Хотя это и не ложь, но вполне может быть и ею. Моя обычная жизнь не поможет, ничего не поможет.

Кроме пары серых глаз и кокетливой улыбки.

Это как удар под дых, и мне приходится вцепиться в одеяло, чтобы сдержать мгновенную реакцию.

Боже, Беннетту придется привязать меня к этой чёртовой кровати, чтобы я не искал этот конкретный порок. Я чувствую, как кровь бурлит в моих жилах при одной мысли о ней, о том тепле, что дарят её голос, запах и лицо.

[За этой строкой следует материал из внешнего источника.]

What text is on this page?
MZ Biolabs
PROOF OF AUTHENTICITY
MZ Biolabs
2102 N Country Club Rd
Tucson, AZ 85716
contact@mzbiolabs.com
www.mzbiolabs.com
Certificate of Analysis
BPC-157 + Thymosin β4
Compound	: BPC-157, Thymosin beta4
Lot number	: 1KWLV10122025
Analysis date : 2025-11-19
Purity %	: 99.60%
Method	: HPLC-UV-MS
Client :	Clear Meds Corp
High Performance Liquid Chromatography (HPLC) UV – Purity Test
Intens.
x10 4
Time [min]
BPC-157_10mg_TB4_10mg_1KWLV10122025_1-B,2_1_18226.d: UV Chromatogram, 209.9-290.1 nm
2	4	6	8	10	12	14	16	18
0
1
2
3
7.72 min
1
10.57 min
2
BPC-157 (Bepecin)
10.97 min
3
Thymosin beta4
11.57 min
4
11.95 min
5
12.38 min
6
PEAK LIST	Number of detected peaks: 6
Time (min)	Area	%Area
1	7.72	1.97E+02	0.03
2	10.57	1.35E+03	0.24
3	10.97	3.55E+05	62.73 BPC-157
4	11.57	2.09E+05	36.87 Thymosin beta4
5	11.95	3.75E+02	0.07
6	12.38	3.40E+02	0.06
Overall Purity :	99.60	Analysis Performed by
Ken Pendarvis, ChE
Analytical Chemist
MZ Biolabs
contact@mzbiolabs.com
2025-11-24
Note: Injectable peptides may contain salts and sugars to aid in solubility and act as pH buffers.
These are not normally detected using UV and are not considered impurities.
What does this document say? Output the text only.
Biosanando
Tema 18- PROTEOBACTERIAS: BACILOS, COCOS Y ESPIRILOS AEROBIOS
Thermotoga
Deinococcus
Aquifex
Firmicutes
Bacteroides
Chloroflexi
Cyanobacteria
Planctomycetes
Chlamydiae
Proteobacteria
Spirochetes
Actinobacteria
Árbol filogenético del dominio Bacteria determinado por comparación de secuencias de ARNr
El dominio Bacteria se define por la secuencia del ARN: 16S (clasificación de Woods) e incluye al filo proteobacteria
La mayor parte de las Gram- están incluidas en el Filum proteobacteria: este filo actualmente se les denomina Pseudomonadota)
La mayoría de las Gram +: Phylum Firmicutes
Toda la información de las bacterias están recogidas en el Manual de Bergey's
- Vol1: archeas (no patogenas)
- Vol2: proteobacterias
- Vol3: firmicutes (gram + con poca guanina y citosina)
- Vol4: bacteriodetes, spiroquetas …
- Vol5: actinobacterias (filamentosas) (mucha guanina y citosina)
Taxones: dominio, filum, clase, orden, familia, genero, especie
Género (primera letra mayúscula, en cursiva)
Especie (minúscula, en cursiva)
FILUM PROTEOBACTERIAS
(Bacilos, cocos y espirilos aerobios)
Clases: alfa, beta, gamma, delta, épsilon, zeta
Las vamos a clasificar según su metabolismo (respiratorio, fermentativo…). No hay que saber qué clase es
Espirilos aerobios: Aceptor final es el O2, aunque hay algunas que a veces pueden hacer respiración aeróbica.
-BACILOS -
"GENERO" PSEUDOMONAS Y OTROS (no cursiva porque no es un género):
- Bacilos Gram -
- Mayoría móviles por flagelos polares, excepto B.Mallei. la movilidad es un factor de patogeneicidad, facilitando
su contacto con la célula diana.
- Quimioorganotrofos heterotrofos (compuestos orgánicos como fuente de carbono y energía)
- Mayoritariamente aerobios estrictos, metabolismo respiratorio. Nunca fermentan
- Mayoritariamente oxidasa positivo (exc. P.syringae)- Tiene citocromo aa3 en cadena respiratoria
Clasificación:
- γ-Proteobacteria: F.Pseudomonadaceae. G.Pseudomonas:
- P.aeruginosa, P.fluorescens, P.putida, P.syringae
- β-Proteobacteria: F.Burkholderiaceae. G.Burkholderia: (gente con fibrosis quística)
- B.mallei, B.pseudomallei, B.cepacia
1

Какой бы контроль ни был у меня до той игры, он исчез — может быть, это часть меня, которая умерла той ночью, учитывая, что ничего из того, что осталось, больше ничего не стоит, и я всё ещё балансирую на грани того, чтобы сдаться.

Чувство вины терзает меня из-за беспорядочных, наполненных ненавистью, мрачных мыслей, пока моя мать сидит рядом, отчаянно пытаясь направить на меня лучик света, который исходит от неё. Я не могу заставить себя сказать ей, что ничего не чувствую.